FOI: indice nazionale dei prezzi al consumo per le famiglie di operai e impiegati.

Inflazione  acquisita:  rappresenta  la  variazione  media  dell’indice  nell’anno  indicato,  che  si avrebbe  ipotizzando  che  l’indice  stesso  rimanga  al  medesimo  livello  dell’ultimo  dato  mensile disponibile nella restante parte dell’anno.

IPCA: indice armonizzato dei prezzi al consumo per i Paesi dell’Unione europea.

IPCA-AS: indici armonizzati dei prezzi al consumo per aggregati speciali. Sono indicatori costruiti secondo uno schema classificatorio alternativo alla COICOP-IPCA e diverso da quello utilizzato per gli indici NIC per tipologia di prodotto.
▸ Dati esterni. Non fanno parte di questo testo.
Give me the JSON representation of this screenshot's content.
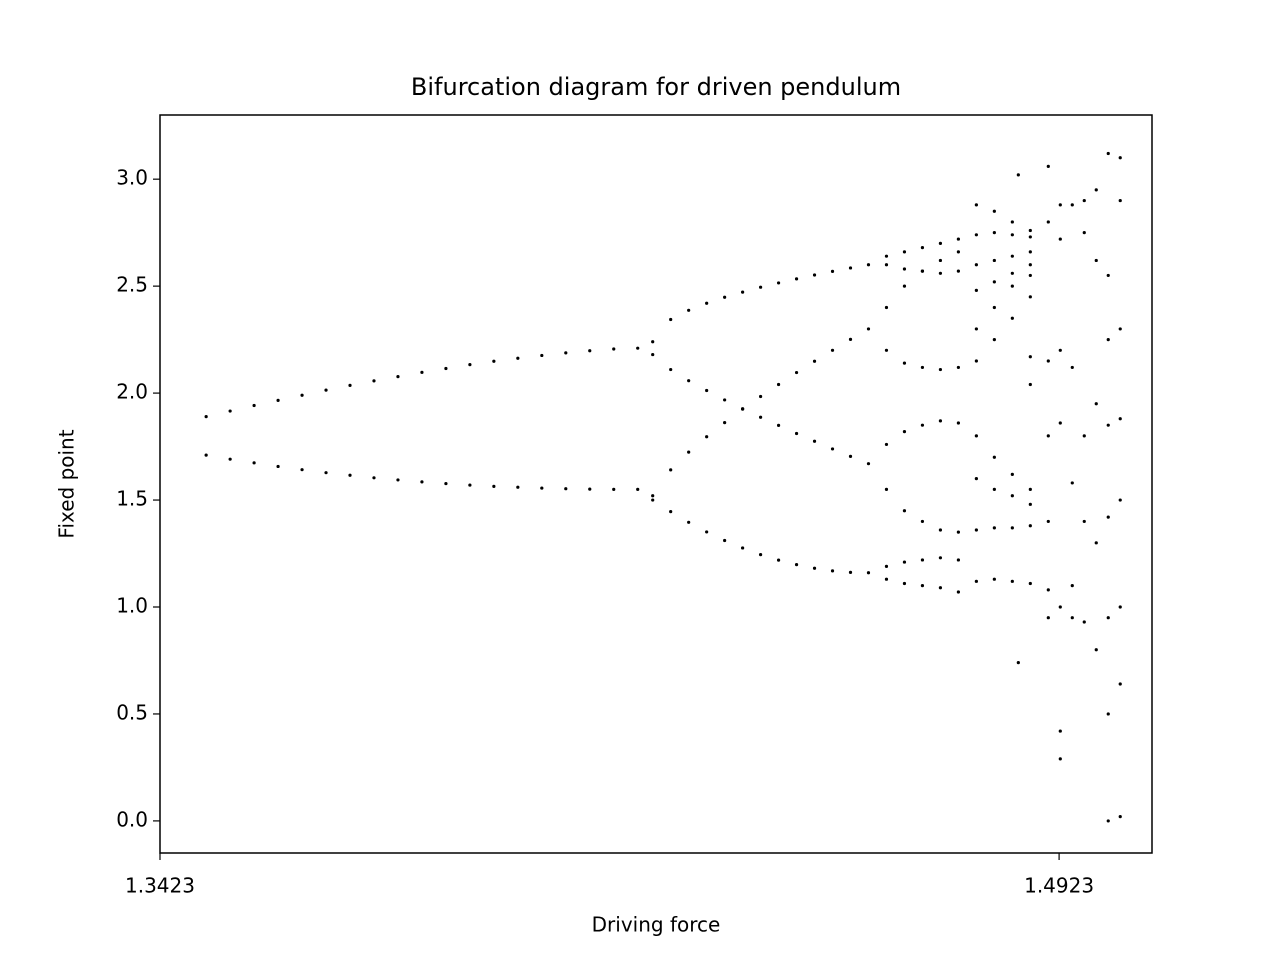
{
  "chart_data": {
    "type": "scatter",
    "title": "Bifurcation diagram for driven pendulum",
    "x_label": "Driving force",
    "y_label": "Fixed point",
    "color": "#000000",
    "xlim": [
      1.3423,
      1.5078
    ],
    "ylim": [
      -0.15,
      3.3
    ],
    "xticks": [
      1.3423,
      1.4923
    ],
    "yticks": [
      {
        "value": 0,
        "label": "0.0"
      },
      0.5,
      {
        "value": 1,
        "label": "1.0"
      },
      1.5,
      {
        "value": 2,
        "label": "2.0"
      },
      2.5,
      {
        "value": 3,
        "label": "3.0"
      }
    ],
    "x": [
      1.35,
      1.354,
      1.358,
      1.362,
      1.366,
      1.37,
      1.374,
      1.378,
      1.382,
      1.386,
      1.39,
      1.394,
      1.398,
      1.402,
      1.406,
      1.41,
      1.414,
      1.418,
      1.422,
      1.35,
      1.354,
      1.358,
      1.362,
      1.366,
      1.37,
      1.374,
      1.378,
      1.382,
      1.386,
      1.39,
      1.394,
      1.398,
      1.402,
      1.406,
      1.41,
      1.414,
      1.418,
      1.422,
      1.4245,
      1.4275,
      1.4305,
      1.4335,
      1.4365,
      1.4395,
      1.4425,
      1.4455,
      1.4485,
      1.4515,
      1.4545,
      1.4575,
      1.4605,
      1.4245,
      1.4275,
      1.4305,
      1.4335,
      1.4365,
      1.4395,
      1.4425,
      1.4455,
      1.4485,
      1.4515,
      1.4545,
      1.4575,
      1.4605,
      1.4245,
      1.4275,
      1.4305,
      1.4335,
      1.4365,
      1.4395,
      1.4425,
      1.4455,
      1.4485,
      1.4515,
      1.4545,
      1.4575,
      1.4605,
      1.4245,
      1.4275,
      1.4305,
      1.4335,
      1.4365,
      1.4395,
      1.4425,
      1.4455,
      1.4485,
      1.4515,
      1.4545,
      1.4575,
      1.4605,
      1.4635,
      1.4665,
      1.4695,
      1.4725,
      1.4755,
      1.4635,
      1.4665,
      1.4695,
      1.4725,
      1.4755,
      1.4635,
      1.4665,
      1.4695,
      1.4725,
      1.4755,
      1.4635,
      1.4665,
      1.4695,
      1.4725,
      1.4755,
      1.4635,
      1.4665,
      1.4695,
      1.4725,
      1.4755,
      1.4635,
      1.4665,
      1.4695,
      1.4725,
      1.4755,
      1.4635,
      1.4665,
      1.4695,
      1.4725,
      1.4755,
      1.4635,
      1.4665,
      1.4695,
      1.4725,
      1.4755,
      1.4785,
      1.4815,
      1.4845,
      1.4875,
      1.4785,
      1.4815,
      1.4845,
      1.4875,
      1.4785,
      1.4815,
      1.4845,
      1.4875,
      1.4785,
      1.4815,
      1.4845,
      1.4875,
      1.4785,
      1.4815,
      1.4845,
      1.4875,
      1.4785,
      1.4815,
      1.4845,
      1.4875,
      1.4785,
      1.4815,
      1.4845,
      1.4875,
      1.4785,
      1.4815,
      1.4845,
      1.4875,
      1.4785,
      1.4815,
      1.4845,
      1.4875,
      1.4785,
      1.4815,
      1.4845,
      1.4875,
      1.4905,
      1.4905,
      1.4905,
      1.4905,
      1.4905,
      1.4905,
      1.4905,
      1.4925,
      1.4925,
      1.4925,
      1.4925,
      1.4925,
      1.4925,
      1.4925,
      1.4945,
      1.4945,
      1.4945,
      1.4945,
      1.4945,
      1.4965,
      1.4965,
      1.4965,
      1.4965,
      1.4965,
      1.4985,
      1.4985,
      1.4985,
      1.4985,
      1.4985,
      1.5005,
      1.5005,
      1.5005,
      1.5005,
      1.5005,
      1.5005,
      1.5005,
      1.5005,
      1.5025,
      1.5025,
      1.5025,
      1.5025,
      1.5025,
      1.5025,
      1.5025,
      1.5025,
      1.4855,
      1.4855,
      1.4875,
      1.4875
    ],
    "values": [
      1.89,
      1.916,
      1.942,
      1.966,
      1.99,
      2.014,
      2.036,
      2.057,
      2.077,
      2.097,
      2.115,
      2.133,
      2.149,
      2.163,
      2.176,
      2.188,
      2.198,
      2.206,
      2.21,
      1.71,
      1.691,
      1.674,
      1.657,
      1.642,
      1.628,
      1.616,
      1.604,
      1.594,
      1.585,
      1.577,
      1.57,
      1.564,
      1.56,
      1.556,
      1.553,
      1.551,
      1.55,
      1.55,
      2.24,
      2.344,
      2.387,
      2.42,
      2.448,
      2.472,
      2.495,
      2.515,
      2.534,
      2.552,
      2.569,
      2.585,
      2.6,
      2.18,
      2.11,
      2.058,
      2.012,
      1.968,
      1.927,
      1.887,
      1.849,
      1.811,
      1.775,
      1.739,
      1.704,
      1.67,
      1.52,
      1.641,
      1.724,
      1.796,
      1.862,
      1.925,
      1.984,
      2.04,
      2.096,
      2.149,
      2.2,
      2.251,
      2.3,
      1.5,
      1.446,
      1.396,
      1.351,
      1.311,
      1.276,
      1.245,
      1.219,
      1.198,
      1.181,
      1.169,
      1.162,
      1.16,
      2.64,
      2.66,
      2.68,
      2.7,
      2.72,
      2.6,
      2.58,
      2.57,
      2.56,
      2.57,
      2.4,
      2.5,
      2.57,
      2.62,
      2.66,
      2.2,
      2.14,
      2.12,
      2.11,
      2.12,
      1.76,
      1.82,
      1.85,
      1.87,
      1.86,
      1.55,
      1.45,
      1.4,
      1.36,
      1.35,
      1.19,
      1.21,
      1.22,
      1.23,
      1.22,
      1.13,
      1.11,
      1.1,
      1.09,
      1.07,
      2.74,
      2.75,
      2.74,
      2.73,
      2.88,
      2.85,
      2.8,
      2.76,
      2.6,
      2.62,
      2.64,
      2.66,
      2.48,
      2.52,
      2.56,
      2.6,
      2.15,
      2.25,
      2.35,
      2.45,
      2.3,
      2.4,
      2.5,
      2.55,
      1.8,
      1.7,
      1.62,
      1.55,
      1.6,
      1.55,
      1.52,
      1.48,
      1.36,
      1.37,
      1.37,
      1.38,
      1.12,
      1.13,
      1.12,
      1.11,
      2.8,
      2.15,
      1.8,
      1.4,
      1.08,
      0.95,
      3.06,
      0.42,
      0.29,
      2.2,
      1.86,
      1.0,
      2.88,
      2.72,
      1.1,
      2.88,
      0.95,
      1.58,
      2.12,
      2.75,
      1.4,
      0.93,
      2.9,
      1.8,
      2.95,
      2.62,
      1.95,
      1.3,
      0.8,
      3.12,
      0.5,
      0.0,
      2.25,
      1.85,
      1.42,
      0.95,
      2.55,
      3.1,
      0.02,
      0.64,
      1.88,
      2.3,
      1.0,
      2.9,
      1.5,
      3.02,
      0.74,
      2.17,
      2.04
    ]
  }
}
Lo schema di classificazione e il metodo di calcolo sono comuni a quelli utilizzati da Eurostat.

IPCA-TC: indice armonizzato dei prezzi al consumo a tassazione costante per i Paesi dell’Unione europea.
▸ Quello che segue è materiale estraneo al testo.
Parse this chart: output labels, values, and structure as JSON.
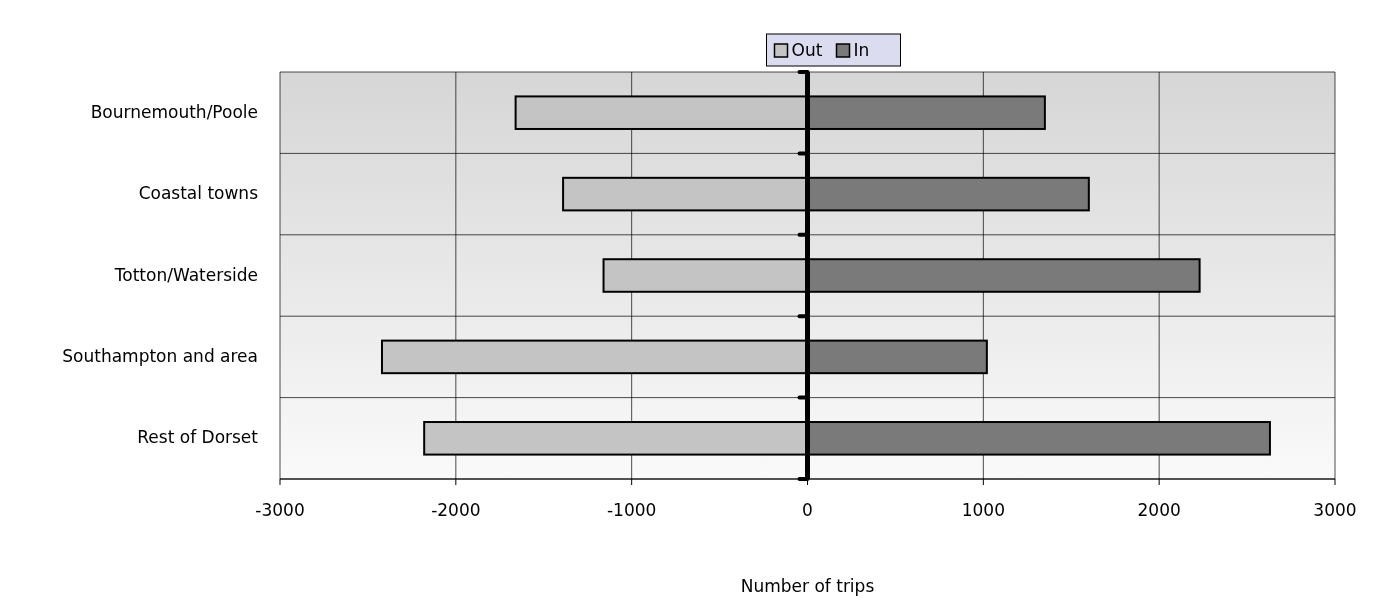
{
  "chart_data": {
    "type": "bar",
    "orientation": "horizontal",
    "stacked": true,
    "xlabel": "Number of trips",
    "categories": [
      "Bournemouth/Poole",
      "Coastal towns",
      "Totton/Waterside",
      "Southampton and area",
      "Rest of Dorset"
    ],
    "series": [
      {
        "name": "Out",
        "color": "#c4c4c4",
        "values": [
          -1660,
          -1390,
          -1160,
          -2420,
          -2180
        ]
      },
      {
        "name": "In",
        "color": "#7a7a7a",
        "values": [
          1350,
          1600,
          2230,
          1020,
          2630
        ]
      }
    ],
    "xlim": [
      -3000,
      3000
    ],
    "xticks": [
      -3000,
      -2000,
      -1000,
      0,
      1000,
      2000,
      3000
    ],
    "grid": true,
    "legend": "top"
  }
}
NIC: indice nazionale dei prezzi al consumo per l’intera collettività.

Prodotti ad alta frequenza di acquisto: includono, oltre ai generi alimentari, le bevande alcoliche e analcoliche, i tabacchi, le spese per l’affitto, i beni non durevoli per la casa, i servizi per la pulizia e  manutenzione  della  casa,  i  carburanti,  i  trasporti  urbani,  i  giornali  e  i  periodici,  i  servizi  di ristorazione, le spese di assistenza.

Prodotti a media frequenza di acquisto: comprendono, tra gli altri, le spese di abbigliamento, le  tariffe elettriche e quelle relative all’acqua potabile e lo smaltimento dei rifiuti, i medicinali, i servizi medici e quelli dentistici, i trasporti stradali, ferroviari marittimi e aerei, i servizi postali e telefonici, i servizi ricreativi e culturali, i pacchetti vacanze, i libri, gli alberghi e gli altri servizi di alloggio.
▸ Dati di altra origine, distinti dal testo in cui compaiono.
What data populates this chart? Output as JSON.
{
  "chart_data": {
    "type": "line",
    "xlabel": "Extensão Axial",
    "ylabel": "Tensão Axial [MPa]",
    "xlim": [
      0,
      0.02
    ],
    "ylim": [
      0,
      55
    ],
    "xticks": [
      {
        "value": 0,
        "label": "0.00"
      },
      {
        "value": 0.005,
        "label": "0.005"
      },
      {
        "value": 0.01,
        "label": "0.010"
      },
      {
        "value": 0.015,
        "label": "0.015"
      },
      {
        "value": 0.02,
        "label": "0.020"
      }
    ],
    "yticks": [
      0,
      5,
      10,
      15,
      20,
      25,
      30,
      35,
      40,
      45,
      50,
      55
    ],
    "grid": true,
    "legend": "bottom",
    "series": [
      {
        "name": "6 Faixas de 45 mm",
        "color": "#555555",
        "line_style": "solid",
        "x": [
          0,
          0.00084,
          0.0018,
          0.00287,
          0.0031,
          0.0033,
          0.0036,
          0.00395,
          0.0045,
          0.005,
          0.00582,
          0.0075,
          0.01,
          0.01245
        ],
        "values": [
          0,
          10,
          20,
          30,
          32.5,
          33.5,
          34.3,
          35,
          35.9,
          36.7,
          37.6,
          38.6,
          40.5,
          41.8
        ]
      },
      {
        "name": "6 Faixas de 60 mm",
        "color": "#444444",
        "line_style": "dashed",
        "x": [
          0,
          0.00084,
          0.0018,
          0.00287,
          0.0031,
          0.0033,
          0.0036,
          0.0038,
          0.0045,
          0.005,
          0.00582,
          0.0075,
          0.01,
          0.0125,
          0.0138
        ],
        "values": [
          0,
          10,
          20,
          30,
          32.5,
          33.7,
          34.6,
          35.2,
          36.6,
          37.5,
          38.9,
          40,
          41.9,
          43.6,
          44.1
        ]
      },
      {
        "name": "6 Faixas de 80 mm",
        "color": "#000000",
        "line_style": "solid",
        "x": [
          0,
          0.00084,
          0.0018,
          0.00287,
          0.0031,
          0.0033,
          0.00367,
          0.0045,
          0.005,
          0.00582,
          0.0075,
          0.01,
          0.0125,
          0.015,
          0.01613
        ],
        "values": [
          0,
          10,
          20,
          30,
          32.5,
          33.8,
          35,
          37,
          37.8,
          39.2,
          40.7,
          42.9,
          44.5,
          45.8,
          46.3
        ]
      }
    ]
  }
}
Prodotti a bassa frequenza di acquisto: comprendono gli elettrodomestici, i servizi ospedalieri, l’acquisto  dei  mezzi  di  trasporto,  i  servizi  di  trasloco,  gli  apparecchi  audiovisivi,  fotografici  e informatici, gli articoli sportivi.

Servizi regolamentati: tipologie di servizio i cui prezzi sono stabiliti da amministrazioni nazionali o locali e da servizi di pubblica utilità soggetti a regolamentazione da parte di specifiche Agenzie (Authority). Comprendono i certificati anagrafici,  il passaporto, la tariffa per i rifiuti solidi, la tariffa per  la  raccolta  acque  reflue,  l’istruzione  secondaria,  le  mense  scolastiche,  i  trasporti  urbani unimodali  e  multimodali  (biglietti  e  abbonamenti),  il  trasporto  extraurbano  su  bus  e  quello extraurbano  multimodale,  i  taxi,  i  trasporti  ferroviari  regionali,  i  pedaggi  autostradali,  i  concorsi pronostici, il canone tv, i servizi di telefonia fissa, la revisione auto, le tasse per il trasferimento della proprietà delle autovetture e dei motoveicoli e alcuni servizi postali.

Servizi relativi all’abitazione: comprendono i servizi di riparazione, la pulizia e la manutenzione della casa, la tariffa per i rifiuti solidi,  la tariffa per la raccolta acque reflue,  il canone d’affitto, le spese condominiali.

Servizi relativi alle comunicazioni: comprendono i servizi di telefonia e i servizi postali.

Servizi  ricreativi,  culturali  e  per  la  cura  della  persona:  comprendono  i  pacchetti  vacanza,  i servizi  di  alloggio,  i  ristoranti,  bar  e  simili,  le  mense,  la  riparazione  di  apparecchi  audiovisivi, fotografici  e  informatici,  i  servizi  per  l’abbigliamento,  i  servizi  per  l’igiene  personale,  i  servizi ricreativi e culturali vari, i concorsi e le lotterie.

Servizi relativi ai trasporti: comprendono i trasporti aerei, marittimi, ferroviari, e stradali, i servizi di manutenzione e riparazione di mezzi di trasporto, i trasferimenti di proprietà, le assicurazioni sui mezzi di trasporto.

Servizi vari: comprendono l’istruzione, i servizi medici, i servizi per l’assistenza, professioni liberali, assicurazioni sugli infortuni, etc.

Variazione congiunturale: variazione rispetto al periodo precedente.

Variazione tendenziale: variazione rispetto allo stesso periodo dell’anno precedente.